The script monitors specific districts (configurable in send_email.R):
districts_to_notify <- c("1", "2", "3", "4")When new hearings are found in monitored districts, the email includes:
- Subject line with count and district numbers
- For each hearing: District, Date, Board, Description, Address, and link to the agenda PDF
The process-agendas.yml workflow runs automatically twice daily (8:30 AM and 5:30 PM EST) and can also be triggered manually.

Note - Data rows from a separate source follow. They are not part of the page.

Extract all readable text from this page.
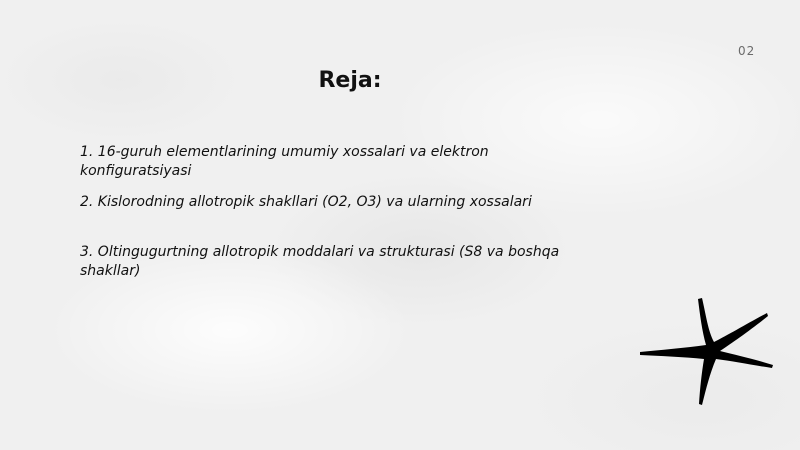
02
Reja:
1. 16-guruh elementlarining umumiy xossalari va elektron konfiguratsiyasi
2. Kislorodning allotropik shakllari (O2, O3) va ularning xossalari
3. Oltingugurtning allotropik moddalari va strukturasi (S8 va boshqa shakllar)
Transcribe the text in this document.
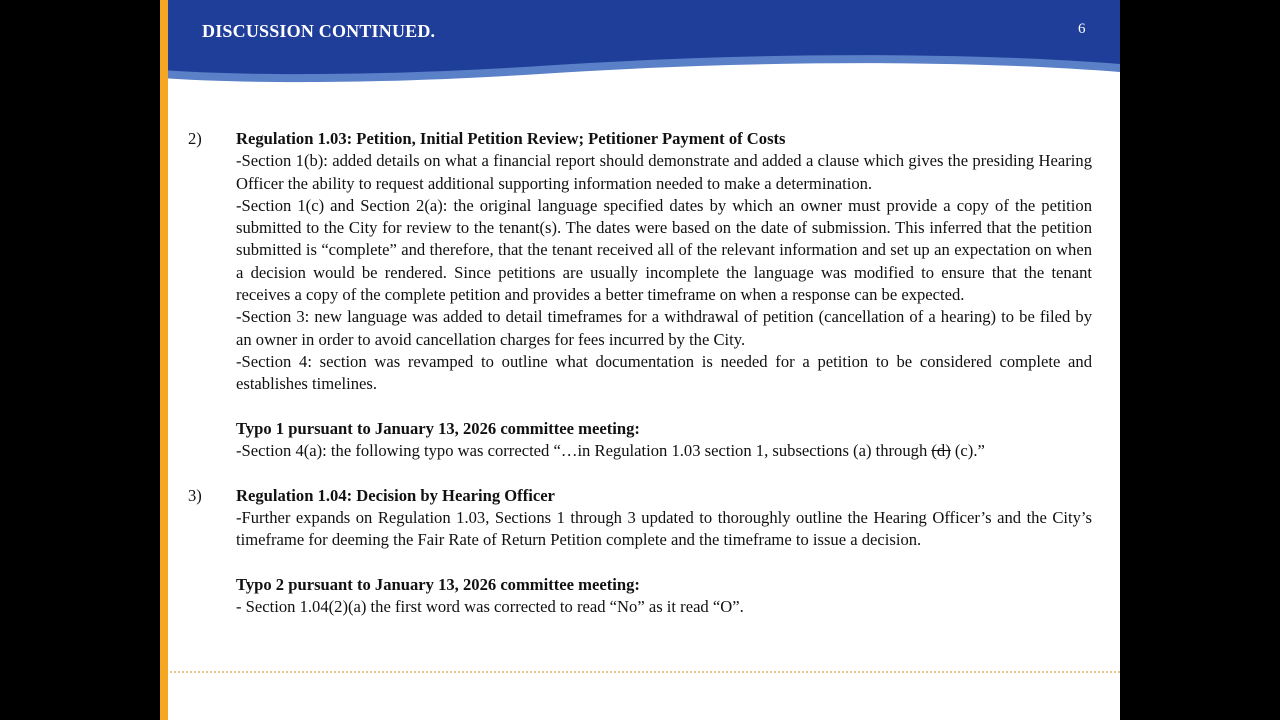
DISCUSSION CONTINUED.	6
2)	Regulation 1.03: Petition, Initial Petition Review; Petitioner Payment of Costs
-Section 1(b): added details on what a financial report should demonstrate and added a clause which gives the presiding Hearing Officer the ability to request additional supporting information needed to make a determination.
-Section 1(c) and Section 2(a): the original language specified dates by which an owner must provide a copy of the petition submitted to the City for review to the tenant(s). The dates were based on the date of submission. This inferred that the petition submitted is “complete” and therefore, that the tenant received all of the relevant information and set up an expectation on when a decision would be rendered. Since petitions are usually incomplete the language was modified to ensure that the tenant receives a copy of the complete petition and provides a better timeframe on when a response can be expected.
-Section 3: new language was added to detail timeframes for a withdrawal of petition (cancellation of a hearing) to be filed by an owner in order to avoid cancellation charges for fees incurred by the City.
-Section 4: section was revamped to outline what documentation is needed for a petition to be considered complete and establishes timelines.
Typo 1 pursuant to January 13, 2026 committee meeting:
-Section 4(a): the following typo was corrected “…in Regulation 1.03 section 1, subsections (a) through (d) (c).”
3)	Regulation 1.04: Decision by Hearing Officer
-Further expands on Regulation 1.03, Sections 1 through 3 updated to thoroughly outline the Hearing Officer’s and the City’s timeframe for deeming the Fair Rate of Return Petition complete and the timeframe to issue a decision.
Typo 2 pursuant to January 13, 2026 committee meeting:
- Section 1.04(2)(a) the first word was corrected to read “No” as it read “O”.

To enable the workflow, you need to add these secrets to your GitHub repository:
- Go to your repository on GitHub
- Click Settings → Secrets and variables → Actions
- Click "New repository secret" for each of the following:
| Secret Name | Description | Example |
|---|---|---|
OPENAI_API_KEY |
OpenAI API key for LLM extraction | sk-... |
GEOCODIO_API_KEY |
Geocodio API key for address geocoding | abc123... |
SMTP_HOST |
SMTP server hostname | smtp.gmail.com |
SMTP_PORT |
SMTP server port | 587 |
SMTP_USERNAME |
SMTP authentication username | you@gmail.com |
SMTP_PASSWORD |
SMTP password or app-specific password | xxxx xxxx xxxx xxxx |
EMAIL_TO |
Recipient email address | you@example.com |
EMAIL_FROM |
Sender email address | you@gmail.com |
Note for Gmail users: You'll need to use an App Password rather than your regular password.